Me. VERGAUWEN : Merci.
Le Président : Vous avez
la parole pour votre réplique en ce qui concerne Madame MUKANGANGO.
Me. VERGAUWEN : Je vous remercie,
Monsieur le président. Monsieur le président, Madame, Monsieur les juges, Mesdames
et Messieurs les jurés, peut-être aurait-il fallu le dire en kinyarwanda pour
mieux nous faire comprendre. Nous ne sommes pas révisionnistes. Nous ne sommes
pas négationnistes. Nous disons simplement, à la défense de sœur Gertrude, qu’elle
n’a jamais été une conceptrice des massacres de Sovu. Nous disons, à la défense
de sœur Gertrude, qu’elle n’a jamais voulu, qu’elle n’a jamais recherché, qu’elle
n’a jamais désiré, en collaboration avec les Interahamwe, ce qui est arrivé.

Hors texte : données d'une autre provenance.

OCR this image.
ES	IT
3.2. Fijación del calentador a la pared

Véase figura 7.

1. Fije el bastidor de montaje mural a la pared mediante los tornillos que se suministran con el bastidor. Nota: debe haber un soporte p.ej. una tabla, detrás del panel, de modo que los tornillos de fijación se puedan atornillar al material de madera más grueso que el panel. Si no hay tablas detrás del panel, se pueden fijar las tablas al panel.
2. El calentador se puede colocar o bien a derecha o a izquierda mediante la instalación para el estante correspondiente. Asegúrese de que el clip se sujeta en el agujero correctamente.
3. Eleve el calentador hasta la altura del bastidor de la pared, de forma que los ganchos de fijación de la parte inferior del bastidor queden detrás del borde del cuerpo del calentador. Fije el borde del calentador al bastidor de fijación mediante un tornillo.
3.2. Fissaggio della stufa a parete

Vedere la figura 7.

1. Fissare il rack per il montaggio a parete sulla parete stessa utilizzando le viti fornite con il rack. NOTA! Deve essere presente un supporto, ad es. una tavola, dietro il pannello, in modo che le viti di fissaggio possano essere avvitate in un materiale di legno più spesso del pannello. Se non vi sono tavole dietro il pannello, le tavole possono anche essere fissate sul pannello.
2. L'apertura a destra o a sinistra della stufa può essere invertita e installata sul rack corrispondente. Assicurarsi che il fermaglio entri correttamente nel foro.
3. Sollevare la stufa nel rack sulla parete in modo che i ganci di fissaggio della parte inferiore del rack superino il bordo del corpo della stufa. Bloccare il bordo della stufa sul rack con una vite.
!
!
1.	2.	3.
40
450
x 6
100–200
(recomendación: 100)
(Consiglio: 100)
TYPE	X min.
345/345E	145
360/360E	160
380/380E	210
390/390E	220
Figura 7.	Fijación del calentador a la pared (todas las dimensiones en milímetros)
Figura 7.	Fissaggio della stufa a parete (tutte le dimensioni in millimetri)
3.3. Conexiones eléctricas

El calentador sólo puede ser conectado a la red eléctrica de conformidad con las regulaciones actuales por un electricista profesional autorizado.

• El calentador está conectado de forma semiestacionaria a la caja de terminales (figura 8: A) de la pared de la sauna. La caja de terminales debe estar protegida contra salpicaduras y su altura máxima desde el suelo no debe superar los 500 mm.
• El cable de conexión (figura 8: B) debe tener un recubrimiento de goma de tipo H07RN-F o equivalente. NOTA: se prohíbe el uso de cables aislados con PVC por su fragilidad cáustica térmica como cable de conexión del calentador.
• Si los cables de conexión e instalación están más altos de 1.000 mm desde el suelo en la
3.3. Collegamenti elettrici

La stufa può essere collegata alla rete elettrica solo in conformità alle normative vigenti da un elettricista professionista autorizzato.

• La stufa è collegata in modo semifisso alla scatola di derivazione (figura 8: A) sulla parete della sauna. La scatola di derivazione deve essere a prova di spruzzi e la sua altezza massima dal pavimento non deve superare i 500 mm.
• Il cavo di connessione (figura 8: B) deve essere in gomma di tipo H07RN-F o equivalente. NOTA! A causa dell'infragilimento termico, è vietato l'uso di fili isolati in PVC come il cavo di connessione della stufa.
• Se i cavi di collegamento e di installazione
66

Mais, Monsieur l’avocat général et les parties civiles, en chœur, et, de nouveau,
ont proclamé, une fois encore, leur indignation à l’égard de la défense de sœur
Gertrude et de sœur Kizito, et du système machiavélique, soi-disant construit
pour brouiller les pistes.
Alors, je vous pose ces questions, Mesdames et Messieurs les jurés,
droit dans les yeux : avons-nous été indignes envers les victimes ?
Avons-nous une seule fois remis en question le génocide rwandais ? Avons-nous
fait preuve de négationnisme ? Jamais ! Et il devient profondément
- je pèse mes mots, Monsieur l’avocat général - il devient profondément agaçant
d’entendre, à la fois les parties civiles et Monsieur le procureur général,
revenir sur des propos insultants que nous n’avons jamais tenus.
Monsieur le procureur général vous a dit en réplique, bah, que la
défense de sœur Gertrude s’était contredite. Le matin, le matin, on vous a plaidé
que sœur Gertrude n’avait rien fait, et l’après-midi, on vous a dit que sœur
Gertrude avait fait quelque chose de mal, mais pour ce quelque chose de mal-là,
il fallait appliquer l’article 71 du Code pénal. En fait - et personne n’est
revenu sur ces sept points - j’ai répondu en ce qui concernait sept accusations
précises et déterminées, et formulées avant par les parties civiles et Monsieur
le procureur général.
Quant à l’article 71 du Code pénal, permettez-moi de vous relire
les termes de cet article : « Il n’y a pas d’infraction lorsque,
au moment du fait, l’accusé a été contraint par une force à laquelle il n’a
pas pu résister ».
Et alors, effectivement, Monsieur le procureur général, cet article
71 ne s’applique pas, ne s’envisage pas pour un monstre qui aurait affamé les
réfugiés, intentionnellement, pour les rendre moins résistants à la machette.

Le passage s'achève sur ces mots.